The next nine modules are available to view/download from our website:

to access please register HERE










A SAMPLE:Online Module 3 IELTS listening notes

What NOT to do in your preparation…..

  • Simply take one listening test one after another, check your results and then start another one

  • Take all your preparation tests under test conditions: in the first few weeks – after benchmarking – build up to taking a round of tests under test conditions at the end of the first four week cycle

  • Simply watch TV, movies or listen to the radio to help “tune” your ears to English

  • Only listen to practice tests through earphones. The real test is broadcast through speakers and you must become familiar with this audio quality

  • And then on exam day….try NOT to…

  • Excessively underline ‘keywords’ in the questions/instructions of the possible answer choices

  • Quickly choose the first answer that sounds right…IELTS does intentionally try to trick you…if it’s too easy or obvious an answer then it’s probably not the correct choice.

  • Forget to include quantity measures (eg: kgs/gms) with the answers that require them

  • Write more words than the instructions allow/ask for

  • Inaccurately copy your answers from the question sheets to the answer sheet (this does happen often!)

  • Miss the start of the recording’s broadcast as you are too busy reading ahead and/or underlining keywords

 What to do in your preparation…..

  • At first, take four practice tests under test conditions and average out your result (eg: 28/40 = band 6). Do not check why any answers are incorrect! Be patient.

  • Take the next four practice tests slowly trying to get as many answers correct as possible…stopping the recording if necessary…rewinding…learning the tricks of IELTS Listening tests!

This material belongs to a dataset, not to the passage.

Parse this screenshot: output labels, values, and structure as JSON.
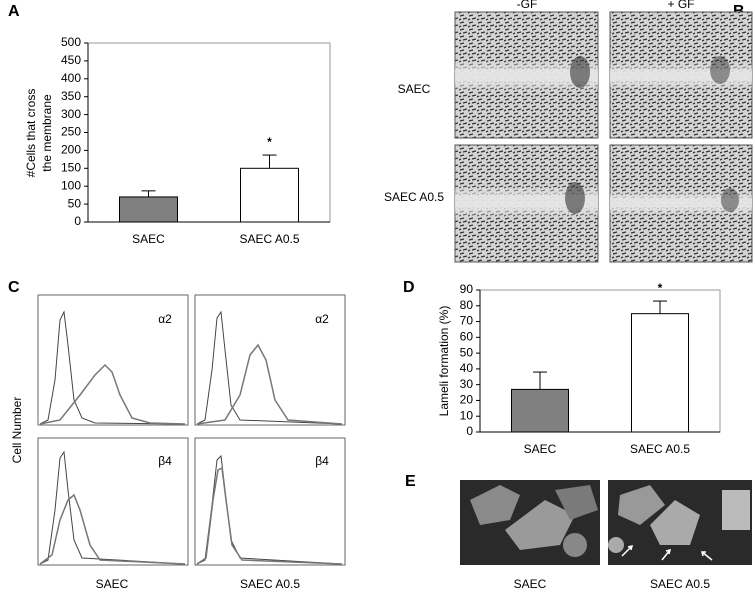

  • Read the transcripts and explanations for the correct answers, especially those you answered incorrectly

  • RETAKE the test until you obtain 100% correct answers; then move on and repeat this procedure with the next practice test.

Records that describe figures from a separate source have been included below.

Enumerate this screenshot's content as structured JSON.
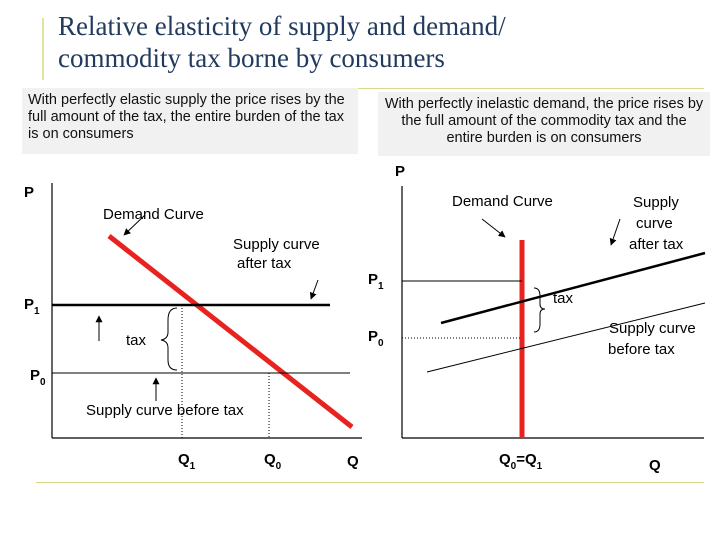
{
  "title": {
    "line1": "Relative elasticity of supply and demand/",
    "line2": "commodity tax borne by consumers"
  },
  "left_panel": {
    "description": "With perfectly elastic supply the price rises by the full amount of the tax, the entire burden of the tax is on consumers",
    "y_axis_label": "P",
    "x_axis_label": "Q",
    "demand_label": "Demand Curve",
    "supply_after_tax_label_line1": "Supply curve",
    "supply_after_tax_label_line2": "after tax",
    "supply_before_tax_label": "Supply curve before tax",
    "tax_label": "tax",
    "p1_label": "P",
    "p1_sub": "1",
    "p0_label": "P",
    "p0_sub": "0",
    "q1_label": "Q",
    "q1_sub": "1",
    "q0_label": "Q",
    "q0_sub": "0"
  },
  "right_panel": {
    "description": "With perfectly inelastic demand, the price rises by the full amount of the commodity tax and the entire burden is on consumers",
    "y_axis_label": "P",
    "x_axis_label": "Q",
    "demand_label": "Demand Curve",
    "supply_after_tax_label_line1": "Supply",
    "supply_after_tax_label_line2": "curve",
    "supply_after_tax_label_line3": "after tax",
    "supply_before_tax_label_line1": "Supply curve",
    "supply_before_tax_label_line2": "before tax",
    "tax_label": "tax",
    "p1_label": "P",
    "p1_sub": "1",
    "p0_label": "P",
    "p0_sub": "0",
    "q_label_a": "Q",
    "q_label_a_sub": "0",
    "q_label_eq": "=Q",
    "q_label_b_sub": "1"
  },
  "colors": {
    "title": "#213a5e",
    "demand": "#e8231f",
    "axis": "#000000",
    "box_bg": "#f1f1f1"
  }
}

  • In the final week of the four week cycle, retake the first four tests, score the test and compare with your first results on average: was there any improvement?

  • Finally, take two more tests under test conditions: what’s the average result?

  • Listen to a variety of English-language materials (not only TV/movies). ‘Speaking books’ are good, as are online texts that have the transcripts available…listening AND reading is the best additional practice.

And then on exam day….try to…

  • Focus in from the very start of the recording broadcast

  • Listen for “switch” words in the speaking (eg. However, but, on the other hand…)

  • Listen for “change of mind” indicators (eg. “ummmm …well… you know…)

  • Listen for changes of stress/emphases in the speaker’s voice. Quite often (but not always!) the correct answer is actually emphasized by the speaker.

  • Listen out for adverbs of degree and frequency (eg. mostly, mainly, typically, often, rarely)

  • Be patient…even if the speaker appears to give the answer quickly, stay tuned for any changes of mind that might occur.

  • Guess any unanswered questions!

The overall key to IELTS Success in the Listening Test is the way you approach your preparation. As I have stressed above, just about the WORST thing you can do is simply take one practice listening test, one after the other and all under test conditions! With methodical and careful preparation according to the IEAP program, IELTS TO SUCCESS in the Listening Test is very possible!